Supporters of co-governance often present it as a correction to history. But this raises an uncomfortable truth: the original treaty was signed by Maori leaders who acted prudently, not recklessly. They sought protection, order, and equal status under the Crown — not permanent tribal control over future generations. the treaty itself did not disadvantage ordinary Maori.

For the average Maori, co-governance is unlikely to feel like empowerment; it is far more likely to feel like another layer of authority making decisions in their name, controlling resources meant for their benefit, and claiming legitimacy without meaningful accountability.

One does not need to speculate about where this path leads. The growing wealth, status, and political access of today’s Iwi leadership — alongside persistent underperformance in Maori health, education, and income outcomes — tells its own story. Power has been consolidated, assets have grown, and influence has expanded, yet the average Maori remains no better off.

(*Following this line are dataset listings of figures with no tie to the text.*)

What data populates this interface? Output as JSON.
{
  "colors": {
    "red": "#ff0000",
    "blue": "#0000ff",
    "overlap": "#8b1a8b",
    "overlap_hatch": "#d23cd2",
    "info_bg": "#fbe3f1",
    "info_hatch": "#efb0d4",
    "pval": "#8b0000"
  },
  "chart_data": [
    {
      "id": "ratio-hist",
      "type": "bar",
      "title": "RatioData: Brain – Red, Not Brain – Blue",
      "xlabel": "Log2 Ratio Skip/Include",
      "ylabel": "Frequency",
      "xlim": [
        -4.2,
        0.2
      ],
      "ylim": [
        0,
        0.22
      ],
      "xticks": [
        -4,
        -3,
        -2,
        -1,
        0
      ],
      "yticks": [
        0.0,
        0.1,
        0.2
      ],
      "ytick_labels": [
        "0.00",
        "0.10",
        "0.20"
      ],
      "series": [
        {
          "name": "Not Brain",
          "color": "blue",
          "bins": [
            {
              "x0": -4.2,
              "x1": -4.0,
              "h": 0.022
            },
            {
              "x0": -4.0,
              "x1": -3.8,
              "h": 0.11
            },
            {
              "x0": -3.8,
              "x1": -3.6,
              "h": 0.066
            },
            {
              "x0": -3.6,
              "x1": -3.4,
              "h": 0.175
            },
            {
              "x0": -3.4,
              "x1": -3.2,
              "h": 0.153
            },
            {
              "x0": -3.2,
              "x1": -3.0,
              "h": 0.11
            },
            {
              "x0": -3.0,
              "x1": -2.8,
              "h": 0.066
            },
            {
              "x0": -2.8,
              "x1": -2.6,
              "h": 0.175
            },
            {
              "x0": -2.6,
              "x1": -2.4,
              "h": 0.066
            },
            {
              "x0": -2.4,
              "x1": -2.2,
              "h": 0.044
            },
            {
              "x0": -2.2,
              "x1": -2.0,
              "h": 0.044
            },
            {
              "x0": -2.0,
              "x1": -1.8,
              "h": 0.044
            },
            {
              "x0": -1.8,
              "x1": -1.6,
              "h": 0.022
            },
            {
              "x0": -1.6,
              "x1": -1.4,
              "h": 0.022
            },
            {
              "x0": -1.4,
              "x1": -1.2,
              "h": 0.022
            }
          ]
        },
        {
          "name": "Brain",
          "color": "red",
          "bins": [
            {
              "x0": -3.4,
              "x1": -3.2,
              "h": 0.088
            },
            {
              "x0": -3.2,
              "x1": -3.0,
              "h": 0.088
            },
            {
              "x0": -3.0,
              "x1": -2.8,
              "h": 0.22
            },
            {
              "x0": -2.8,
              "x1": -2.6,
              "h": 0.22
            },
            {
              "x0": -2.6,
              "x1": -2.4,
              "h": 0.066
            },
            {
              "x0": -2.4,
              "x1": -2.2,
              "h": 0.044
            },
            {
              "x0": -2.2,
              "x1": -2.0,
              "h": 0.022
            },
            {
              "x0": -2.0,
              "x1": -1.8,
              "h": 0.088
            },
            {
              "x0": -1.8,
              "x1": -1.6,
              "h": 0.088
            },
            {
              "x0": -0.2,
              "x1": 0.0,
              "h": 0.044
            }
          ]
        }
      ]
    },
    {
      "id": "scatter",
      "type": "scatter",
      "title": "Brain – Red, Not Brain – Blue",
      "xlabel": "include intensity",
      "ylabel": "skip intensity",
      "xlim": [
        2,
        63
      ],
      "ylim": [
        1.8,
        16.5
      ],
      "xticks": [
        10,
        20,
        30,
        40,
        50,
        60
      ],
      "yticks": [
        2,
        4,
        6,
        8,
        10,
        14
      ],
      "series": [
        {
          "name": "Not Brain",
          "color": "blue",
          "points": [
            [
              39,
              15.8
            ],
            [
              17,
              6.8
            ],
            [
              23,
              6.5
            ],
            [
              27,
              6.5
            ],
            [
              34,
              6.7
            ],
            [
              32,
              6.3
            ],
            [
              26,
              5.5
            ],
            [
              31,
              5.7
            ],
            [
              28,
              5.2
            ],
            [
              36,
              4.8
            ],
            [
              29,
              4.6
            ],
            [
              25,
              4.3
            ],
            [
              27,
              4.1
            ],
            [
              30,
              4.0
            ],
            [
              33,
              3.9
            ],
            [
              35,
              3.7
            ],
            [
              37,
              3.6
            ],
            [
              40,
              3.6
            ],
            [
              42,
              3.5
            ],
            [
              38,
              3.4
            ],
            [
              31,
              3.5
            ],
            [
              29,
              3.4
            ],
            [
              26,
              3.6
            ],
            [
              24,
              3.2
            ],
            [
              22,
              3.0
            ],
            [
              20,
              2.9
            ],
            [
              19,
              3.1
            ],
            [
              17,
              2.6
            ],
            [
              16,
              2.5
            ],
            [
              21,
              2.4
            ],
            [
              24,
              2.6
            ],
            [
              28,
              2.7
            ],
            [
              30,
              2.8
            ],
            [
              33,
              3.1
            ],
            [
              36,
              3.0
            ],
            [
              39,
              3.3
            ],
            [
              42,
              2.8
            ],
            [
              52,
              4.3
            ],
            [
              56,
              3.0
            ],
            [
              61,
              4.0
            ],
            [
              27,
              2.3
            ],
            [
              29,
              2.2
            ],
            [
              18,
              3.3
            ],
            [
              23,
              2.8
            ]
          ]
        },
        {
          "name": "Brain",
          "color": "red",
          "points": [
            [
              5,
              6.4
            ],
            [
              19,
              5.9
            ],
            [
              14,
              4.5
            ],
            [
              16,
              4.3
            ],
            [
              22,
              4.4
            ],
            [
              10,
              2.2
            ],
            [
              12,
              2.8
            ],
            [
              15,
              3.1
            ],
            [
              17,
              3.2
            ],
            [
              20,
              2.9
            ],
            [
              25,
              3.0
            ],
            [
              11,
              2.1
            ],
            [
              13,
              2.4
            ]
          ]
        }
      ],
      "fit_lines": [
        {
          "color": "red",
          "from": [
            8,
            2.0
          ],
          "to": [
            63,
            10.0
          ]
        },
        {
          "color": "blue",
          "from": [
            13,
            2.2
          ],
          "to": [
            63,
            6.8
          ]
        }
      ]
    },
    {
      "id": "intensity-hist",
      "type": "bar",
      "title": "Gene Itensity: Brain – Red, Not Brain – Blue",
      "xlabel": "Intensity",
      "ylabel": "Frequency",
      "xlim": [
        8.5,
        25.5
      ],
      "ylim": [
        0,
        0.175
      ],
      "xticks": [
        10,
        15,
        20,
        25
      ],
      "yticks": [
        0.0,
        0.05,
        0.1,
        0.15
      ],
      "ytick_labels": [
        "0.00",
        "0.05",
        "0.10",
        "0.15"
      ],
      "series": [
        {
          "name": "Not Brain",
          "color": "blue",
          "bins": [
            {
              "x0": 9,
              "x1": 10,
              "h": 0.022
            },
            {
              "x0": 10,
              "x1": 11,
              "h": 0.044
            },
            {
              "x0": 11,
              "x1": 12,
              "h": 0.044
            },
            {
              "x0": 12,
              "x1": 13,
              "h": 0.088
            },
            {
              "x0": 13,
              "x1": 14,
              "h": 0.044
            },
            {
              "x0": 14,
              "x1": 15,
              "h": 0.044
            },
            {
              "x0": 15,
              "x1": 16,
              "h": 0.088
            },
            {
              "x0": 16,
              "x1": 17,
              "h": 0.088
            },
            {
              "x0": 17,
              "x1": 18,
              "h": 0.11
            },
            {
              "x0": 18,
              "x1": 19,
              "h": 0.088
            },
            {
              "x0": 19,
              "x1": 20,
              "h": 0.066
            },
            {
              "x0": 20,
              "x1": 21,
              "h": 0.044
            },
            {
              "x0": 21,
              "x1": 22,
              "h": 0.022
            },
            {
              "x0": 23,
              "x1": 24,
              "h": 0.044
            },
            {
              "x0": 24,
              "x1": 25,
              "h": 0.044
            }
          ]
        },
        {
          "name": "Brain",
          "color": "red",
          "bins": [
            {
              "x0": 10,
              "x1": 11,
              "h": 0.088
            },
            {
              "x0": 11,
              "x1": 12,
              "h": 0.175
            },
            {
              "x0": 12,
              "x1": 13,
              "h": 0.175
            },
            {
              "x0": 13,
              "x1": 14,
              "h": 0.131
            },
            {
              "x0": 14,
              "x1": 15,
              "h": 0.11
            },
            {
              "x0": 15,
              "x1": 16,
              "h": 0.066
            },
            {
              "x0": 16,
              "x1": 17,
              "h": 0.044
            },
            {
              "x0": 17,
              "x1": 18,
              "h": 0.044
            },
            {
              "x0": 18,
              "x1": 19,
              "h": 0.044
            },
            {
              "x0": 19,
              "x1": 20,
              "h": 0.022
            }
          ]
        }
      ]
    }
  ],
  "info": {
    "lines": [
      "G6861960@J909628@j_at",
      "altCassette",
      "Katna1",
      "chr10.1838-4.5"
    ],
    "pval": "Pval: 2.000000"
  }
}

In New Zealand we have one of the world’s oldest democratic societies which we can be proud of.

But Te Pati Maori and others have challenged our current democratic systems of government; based on an erroneous interpretation of a requirement for a partnership under the Treaty of Waitangi, and I believe this is nothing more than a grab for control of our country based on ethnicity and disrespectful of the valuable contributions of the many other cultures that have settled here. 

The claims for a co-governance system based on ethnicity is nothing more than an attempt to introduce a system of Apartheid under a different name and has led to a significant increase in racial division in New Zealand.

In summary I believe if someone wants to achieve in New Zealand they have the options available to do so under the current systems if they wish to apply the efforts to do so.

But we will not improve anything by introducing privileges based on ethnicity other than to cause further increase in racial division within New Zealand. All citizens of our country must be considered equal irrespective of race, colour or creed.  

What we see now isn’t honouring the Treaty, it’s exploiting it. Road blocks, occupations, demands for control over assets and spectrum, all justified by interpretations that didn’t even exist until the late 20th century.

If the Treaty is about fairness, then it must apply fairly to everyone alive today, not punish people for ancestors they never had, and not privilege people for ancestry alone. Justice that depends on bloodlines isn’t justice at all.

And the final insult? It’s a tiny modern elite pushing these demands onto everyone else, including immigrants and families with no colonial history at all. While claiming moral authority over a past they themselves are descended from on both sides.

What worries me most isn’t the past, it’s what we’re normalising for our kids. Teaching them that law, opportunity, and voice depend on ancestry is the opposite of unity.

If this was really about healing, it would have ended by now. Processes that never conclude aren’t reconciliation, they’re revenue streams.

What NZ desperately needs?

New Zealand needs a real constitution or agreement that locks in equality ends race-based law, and stops 1840 ghosts and 1970s inventions from dividing us in 2026.